Кунц вышел, отдав честь полковнику и поклонившись Эстеву.
Допрос Капеля был по всем пунктам аналогичен допросу Кунца. Лицо у Финуа вытянулось. Успех, который он уже предвкушал, ускользал от него.
— Тут сам черт не разберет! Бесполезно пытаться выяснять их дела и поступки после убийства: так нам никогда не узнать, где они могли спрятать оружие; я отступаюсь от этого — лишь бы его нашли. В результате — трое возможных виновных, тут с ума можно сойти.

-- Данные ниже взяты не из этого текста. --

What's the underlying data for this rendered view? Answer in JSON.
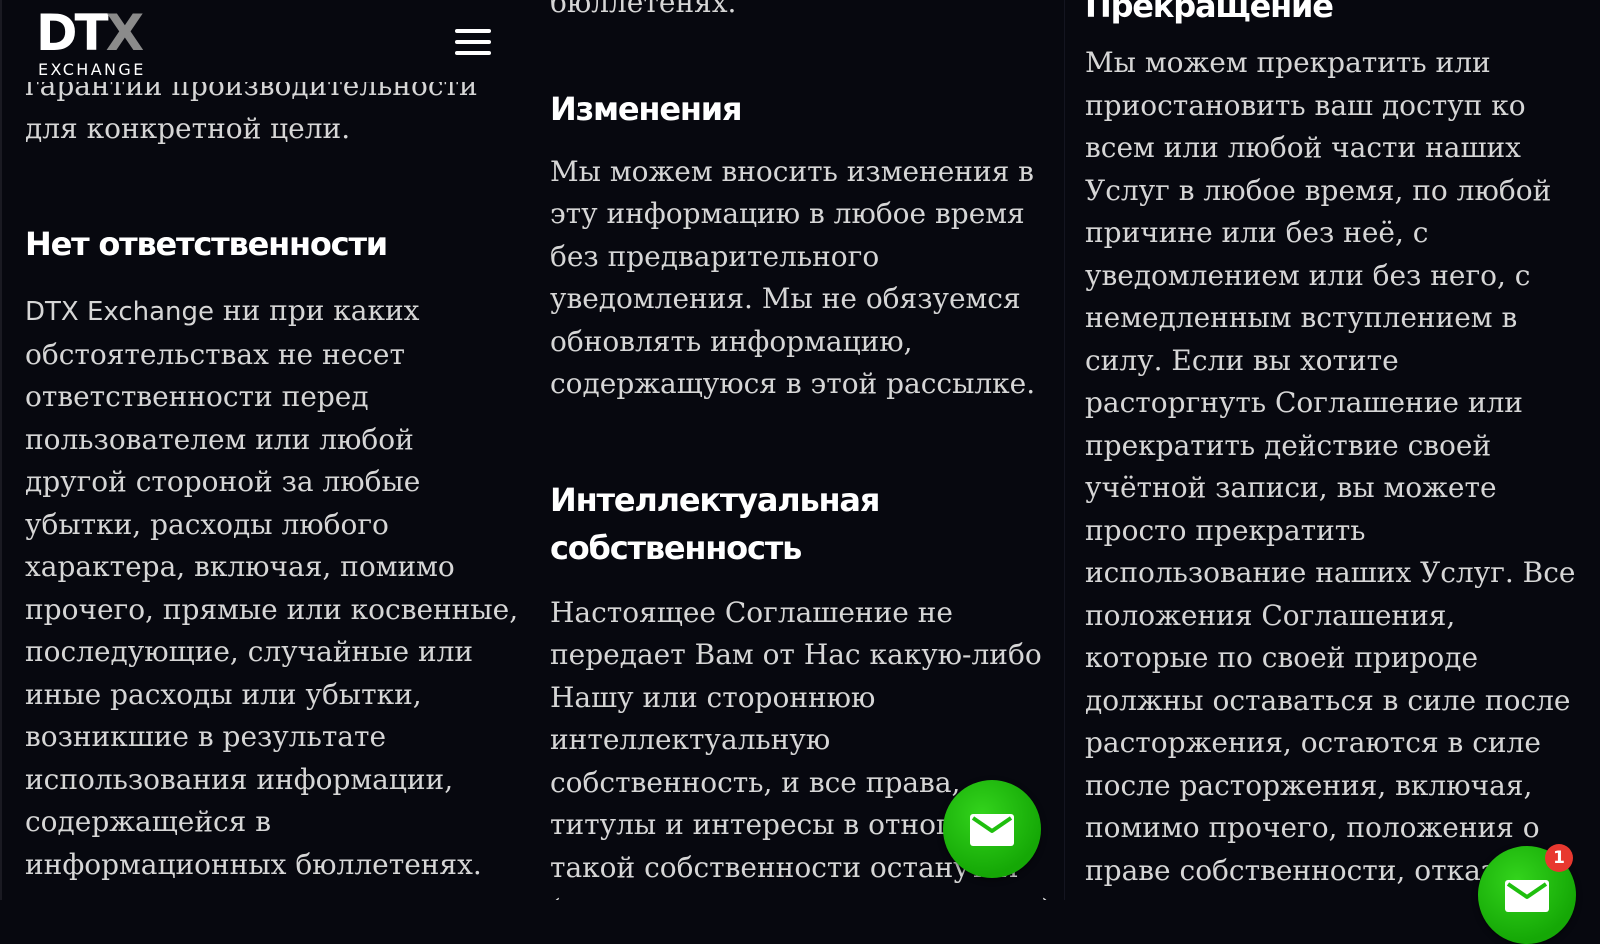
{
  "header": {
    "logo_main": "DT",
    "logo_x": "X",
    "logo_sub": "EXCHANGE",
    "menu_icon": "hamburger-menu-icon"
  },
  "col1": {
    "intro_text": "гарантии производительности для конкретной цели.",
    "section_heading": "Нет ответственности",
    "section_lead": "DTX Exchange",
    "section_body": " ни при каких обстоятельствах не несет ответственности перед пользователем или любой другой стороной за любые убытки, расходы любого характера, включая, помимо прочего, прямые или косвенные, последующие, случайные или иные расходы или убытки, возникшие в результате использования информации, содержащейся в информационных бюллетенях."
  },
  "col2": {
    "intro_text": "бюллетенях.",
    "changes_heading": "Изменения",
    "changes_body": "Мы можем вносить изменения в эту информацию в любое время без предварительного уведомления. Мы не обязуемся обновлять информацию, содержащуюся в этой рассылке.",
    "ip_heading": "Интеллектуальная собственность",
    "ip_body": "Настоящее Соглашение не передает Вам от Нас какую-либо Нашу или стороннюю интеллектуальную собственность, и все права, титулы и интересы в отношении такой собственности останутся (в отношениях между сторонами)"
  },
  "col3": {
    "heading": "Прекращение",
    "body": "Мы можем прекратить или приостановить ваш доступ ко всем или любой части наших Услуг в любое время, по любой причине или без неё, с уведомлением или без него, с немедленным вступлением в силу. Если вы хотите расторгнуть Соглашение или прекратить действие своей учётной записи, вы можете просто прекратить использование наших Услуг. Все положения Соглашения, которые по своей природе должны оставаться в силе после расторжения, остаются в силе после расторжения, включая, помимо прочего, положения о праве собственности, отказ от гарантийных обязательств, возмещение убытков и"
  },
  "fab": {
    "icon": "mail-icon",
    "badge_count": "1",
    "color": "#1fbf0e"
  }
}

Вот почему Легэна он встретил мрачной иронией, которая плохо скрывала его возраставшие беспокойство и злобу.
— Месье, я подозреваю, что и вы, подобно вашим товарищам, могли бы в подходящий момент оказаться у лифта с автоматом 4317 в руках и что никто не может этого опровергнуть. Как и они, вы могли бы затем спрятать оружие в любом месте. Как и они, хотя ваше положение весьма щекотливо, вы не знаете никакого факта какого бы то ни было свойства, который мог бы навести на след виновного и, следовательно, снять обвинение с вас.
— Все верно. И поскольку нам нечего больше сказать друг другу… комиссар, таким образом… комиссар, я прощаюсь с вами и ухожу.
На этот раз Финуа взорвался:
— Как, месье, неужели вы хотите заставить меня думать, что умному человеку, живущему здесь бок о бок с жертвами и с преступниками или преступником, нечего сказать правосудию. Неужели у вас нет никаких наблюдений о личности, характере майора д'Эспинака и капитана Дюбуа? Не могли бы вы сказать нам, только ли друзья окружали их? Не задавали ли вы себе такой вопрос: «Хотели убить одного или другого, либо и того и другого?» У вас нет никаких подозрений? «Ничего и никого»,— сказал мне один из ваших коллег. Хоть бейся головой о стену.
— Не стоит так утруждать себя из-за меня.
— Впервые в своей практике я наталкиваюсь на такое конспиративное молчание, на столь вызывающую враждебность…
— Вызывающую — это не то слово, комиссар. Можно провиниться в дерзости лишь по отношению к вышестоящему. Но… в данном случае вы должны пенять на себя самого. Вы являетесь сюда и с первой минуты настраиваете против себя всех. Вы третируете нашего капитана, которого мы все уважаем, который является героем войны. Вдобавок ко всему у нас создается такое впечатление, что вы не владеете ситуацией…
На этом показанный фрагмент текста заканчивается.